The Supreme Court appeared sharply divided Tuesday in the case of a former commercial truck driver who was fired after a failed drug test he said was caused by a “CBD-rich medicine.”
A decision in the case, expected next year, could determine the ability of Americans to collect substantial damages under an anti-mob law if they lose their job after being injured by products.
The question before the court involved whether the driver, Douglas Horn, was permitted to file his lawsuit under the Racketeer Influenced and Corrupt Organizations, or RICO, Act, which authorizes civil lawsuits – and allows plaintiffs to collect triple damages – for business or property harms.
After just more than an hour of argument on Tuesday, it appeared the case could divide the court’s conservative justices, some of whom seemed sympathetic to Horn’s position and others who were wary of opening up the ability for people to seek large awards for run-of-the-mill injury claims.
Medical Marijuana Inc., and other companies involved in distributing the CBD product, argued Horn’s injury was a personal one – and therefore not a business or property harm as required in the law. That drew sharp pushback from the court’s liberal wing, especially Justice Elena Kagan.
“If you’re harmed when you lose a job, then you’ve been injured in your business, haven’t you?” Kagan asked the lawyer for the companies. The law, Kagan said, “just says if you’ve been injured by a RICO violation in your business, which includes your employment, then you’re entitled to threefold damages.”
But several of the court’s conservatives, including Chief Justice John Roberts and Justice Brett Kavanaugh, appeared concerned about opening a floodgate of RICO lawsuits for relatively minor injuries.

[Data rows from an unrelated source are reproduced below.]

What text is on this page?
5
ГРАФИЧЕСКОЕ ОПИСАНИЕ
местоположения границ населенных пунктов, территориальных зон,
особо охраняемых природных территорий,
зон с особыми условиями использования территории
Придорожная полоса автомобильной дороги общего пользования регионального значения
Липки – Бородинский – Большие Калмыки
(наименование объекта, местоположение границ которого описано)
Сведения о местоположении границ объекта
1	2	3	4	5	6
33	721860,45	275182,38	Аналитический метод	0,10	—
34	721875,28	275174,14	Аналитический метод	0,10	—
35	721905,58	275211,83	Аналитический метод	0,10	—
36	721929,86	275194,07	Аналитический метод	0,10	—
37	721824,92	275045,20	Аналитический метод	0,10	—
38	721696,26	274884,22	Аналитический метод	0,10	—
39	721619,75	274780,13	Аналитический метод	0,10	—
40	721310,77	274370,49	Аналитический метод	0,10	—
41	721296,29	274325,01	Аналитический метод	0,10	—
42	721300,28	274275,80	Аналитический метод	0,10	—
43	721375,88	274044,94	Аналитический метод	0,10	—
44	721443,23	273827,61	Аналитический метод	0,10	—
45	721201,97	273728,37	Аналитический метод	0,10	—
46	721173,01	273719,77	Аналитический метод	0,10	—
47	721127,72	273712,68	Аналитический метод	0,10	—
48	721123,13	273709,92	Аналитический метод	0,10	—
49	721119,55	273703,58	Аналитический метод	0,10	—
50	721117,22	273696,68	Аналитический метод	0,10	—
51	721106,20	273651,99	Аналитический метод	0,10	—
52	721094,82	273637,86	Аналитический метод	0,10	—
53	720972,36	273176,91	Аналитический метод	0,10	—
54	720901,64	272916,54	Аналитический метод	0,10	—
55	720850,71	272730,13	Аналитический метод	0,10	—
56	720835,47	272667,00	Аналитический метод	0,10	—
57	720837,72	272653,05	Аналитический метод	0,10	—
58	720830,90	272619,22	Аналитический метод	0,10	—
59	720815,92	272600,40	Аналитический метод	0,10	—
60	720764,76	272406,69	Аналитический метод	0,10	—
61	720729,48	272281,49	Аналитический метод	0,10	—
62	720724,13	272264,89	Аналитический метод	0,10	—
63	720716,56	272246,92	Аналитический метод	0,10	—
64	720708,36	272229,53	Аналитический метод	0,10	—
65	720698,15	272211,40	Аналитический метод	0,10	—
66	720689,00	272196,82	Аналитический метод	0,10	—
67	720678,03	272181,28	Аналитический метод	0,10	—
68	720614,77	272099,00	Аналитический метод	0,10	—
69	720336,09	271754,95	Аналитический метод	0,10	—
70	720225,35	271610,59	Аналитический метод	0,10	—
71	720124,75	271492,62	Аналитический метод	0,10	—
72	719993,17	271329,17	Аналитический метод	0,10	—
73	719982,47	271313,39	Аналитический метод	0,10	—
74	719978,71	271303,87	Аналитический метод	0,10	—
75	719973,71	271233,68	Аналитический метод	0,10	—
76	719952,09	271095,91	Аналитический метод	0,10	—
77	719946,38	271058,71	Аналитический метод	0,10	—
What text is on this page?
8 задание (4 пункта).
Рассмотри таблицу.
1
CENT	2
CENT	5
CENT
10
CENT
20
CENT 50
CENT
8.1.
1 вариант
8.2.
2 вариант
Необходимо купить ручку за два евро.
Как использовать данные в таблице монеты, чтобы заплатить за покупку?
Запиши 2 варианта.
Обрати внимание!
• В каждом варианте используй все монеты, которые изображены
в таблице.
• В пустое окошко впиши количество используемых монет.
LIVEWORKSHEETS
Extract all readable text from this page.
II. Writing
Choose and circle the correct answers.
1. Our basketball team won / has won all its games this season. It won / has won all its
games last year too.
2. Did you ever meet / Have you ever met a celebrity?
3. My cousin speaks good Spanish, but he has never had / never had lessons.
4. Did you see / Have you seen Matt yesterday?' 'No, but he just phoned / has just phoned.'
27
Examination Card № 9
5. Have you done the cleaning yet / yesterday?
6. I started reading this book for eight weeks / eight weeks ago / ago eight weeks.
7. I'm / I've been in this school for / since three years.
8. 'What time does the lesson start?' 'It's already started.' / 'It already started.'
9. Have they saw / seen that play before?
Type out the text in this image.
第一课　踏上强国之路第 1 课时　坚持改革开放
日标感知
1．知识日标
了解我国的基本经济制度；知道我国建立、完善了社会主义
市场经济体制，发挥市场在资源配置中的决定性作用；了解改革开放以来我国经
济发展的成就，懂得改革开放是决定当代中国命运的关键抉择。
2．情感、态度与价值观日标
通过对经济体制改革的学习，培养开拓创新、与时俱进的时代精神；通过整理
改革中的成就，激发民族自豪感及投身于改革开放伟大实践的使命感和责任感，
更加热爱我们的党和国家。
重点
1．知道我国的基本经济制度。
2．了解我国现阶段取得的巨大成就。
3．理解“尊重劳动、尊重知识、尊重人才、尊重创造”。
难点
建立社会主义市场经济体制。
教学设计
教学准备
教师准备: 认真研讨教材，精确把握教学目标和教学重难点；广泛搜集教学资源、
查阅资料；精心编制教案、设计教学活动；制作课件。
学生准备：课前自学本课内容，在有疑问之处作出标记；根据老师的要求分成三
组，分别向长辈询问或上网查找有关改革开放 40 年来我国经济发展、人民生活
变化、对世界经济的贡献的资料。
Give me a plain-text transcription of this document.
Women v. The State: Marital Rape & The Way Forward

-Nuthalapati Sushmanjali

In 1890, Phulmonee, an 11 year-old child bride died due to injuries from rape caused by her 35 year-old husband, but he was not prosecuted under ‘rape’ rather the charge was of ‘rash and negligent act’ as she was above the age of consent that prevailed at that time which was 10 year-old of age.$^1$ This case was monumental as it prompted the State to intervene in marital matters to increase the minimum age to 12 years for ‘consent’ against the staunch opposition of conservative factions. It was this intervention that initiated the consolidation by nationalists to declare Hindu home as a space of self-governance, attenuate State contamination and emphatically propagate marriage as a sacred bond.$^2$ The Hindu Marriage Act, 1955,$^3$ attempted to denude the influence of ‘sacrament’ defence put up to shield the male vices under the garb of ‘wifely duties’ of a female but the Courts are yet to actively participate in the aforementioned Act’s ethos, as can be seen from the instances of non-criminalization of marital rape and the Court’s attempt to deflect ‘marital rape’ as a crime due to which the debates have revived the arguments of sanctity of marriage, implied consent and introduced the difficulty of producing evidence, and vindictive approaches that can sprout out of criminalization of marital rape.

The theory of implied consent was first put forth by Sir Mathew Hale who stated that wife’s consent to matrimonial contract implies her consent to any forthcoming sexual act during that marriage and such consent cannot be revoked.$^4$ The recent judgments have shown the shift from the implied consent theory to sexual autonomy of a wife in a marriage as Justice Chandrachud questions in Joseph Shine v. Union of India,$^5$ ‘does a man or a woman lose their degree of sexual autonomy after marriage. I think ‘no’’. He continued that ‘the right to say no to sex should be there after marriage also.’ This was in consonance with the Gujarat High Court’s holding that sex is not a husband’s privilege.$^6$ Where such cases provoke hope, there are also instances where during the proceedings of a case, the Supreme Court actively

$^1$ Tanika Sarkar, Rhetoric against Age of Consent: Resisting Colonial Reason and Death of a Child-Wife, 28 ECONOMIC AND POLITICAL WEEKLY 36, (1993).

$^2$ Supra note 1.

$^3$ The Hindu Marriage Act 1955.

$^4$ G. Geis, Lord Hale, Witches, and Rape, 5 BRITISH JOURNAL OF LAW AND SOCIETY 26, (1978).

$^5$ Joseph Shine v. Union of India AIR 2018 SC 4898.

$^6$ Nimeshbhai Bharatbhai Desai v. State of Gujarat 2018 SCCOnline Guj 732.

Kavanaugh described Horn’s position as representing a “dramatic, really radical shift in how tort shifts are brought throughout the United States.”
Horn worked as a commercial trucker for 14 years but suffered debilitating pain after a serious accident. He came across an ad for a new “CBD-rich medicine” called “Dixie X” that proclaimed to have no THC, the psychoactive ingredient in marijuana.
Horn tried the product in 2012 and failed his drug test weeks later.
He sued in the Western District of New York in 2015, alleging in part that Medical Marijuana Inc., and other companies involved in the distribution of Dixie X, violated the Controlled Substances Act and engaged in mail and wire fraud.
A federal district court ruled against Horn, but the New York-based 2nd US Circuit Court of Appeals allowed his suit to move forward. The company appealed to the Supreme Court a year ago, arguing in part that the RICO Act never contemplated “garden-variety products-liability” suits.
Allowing Horn to sue, the company has said, would vastly expand the number and type of “civil RICO” lawsuits.
President Richard Nixon signed the federal RICO Act in 1970 to give prosecutors more power to go after the heads of organized crime families. Several states have enacted their own versions of the law. In Georgia, prosecutors are attempting to use a state RICO law to prosecute former President Donald Trump for his efforts to overturn the 2020 election results there.
The federal law also permits private lawsuits by individuals who were “damaged” in “business or property” in certain circumstances.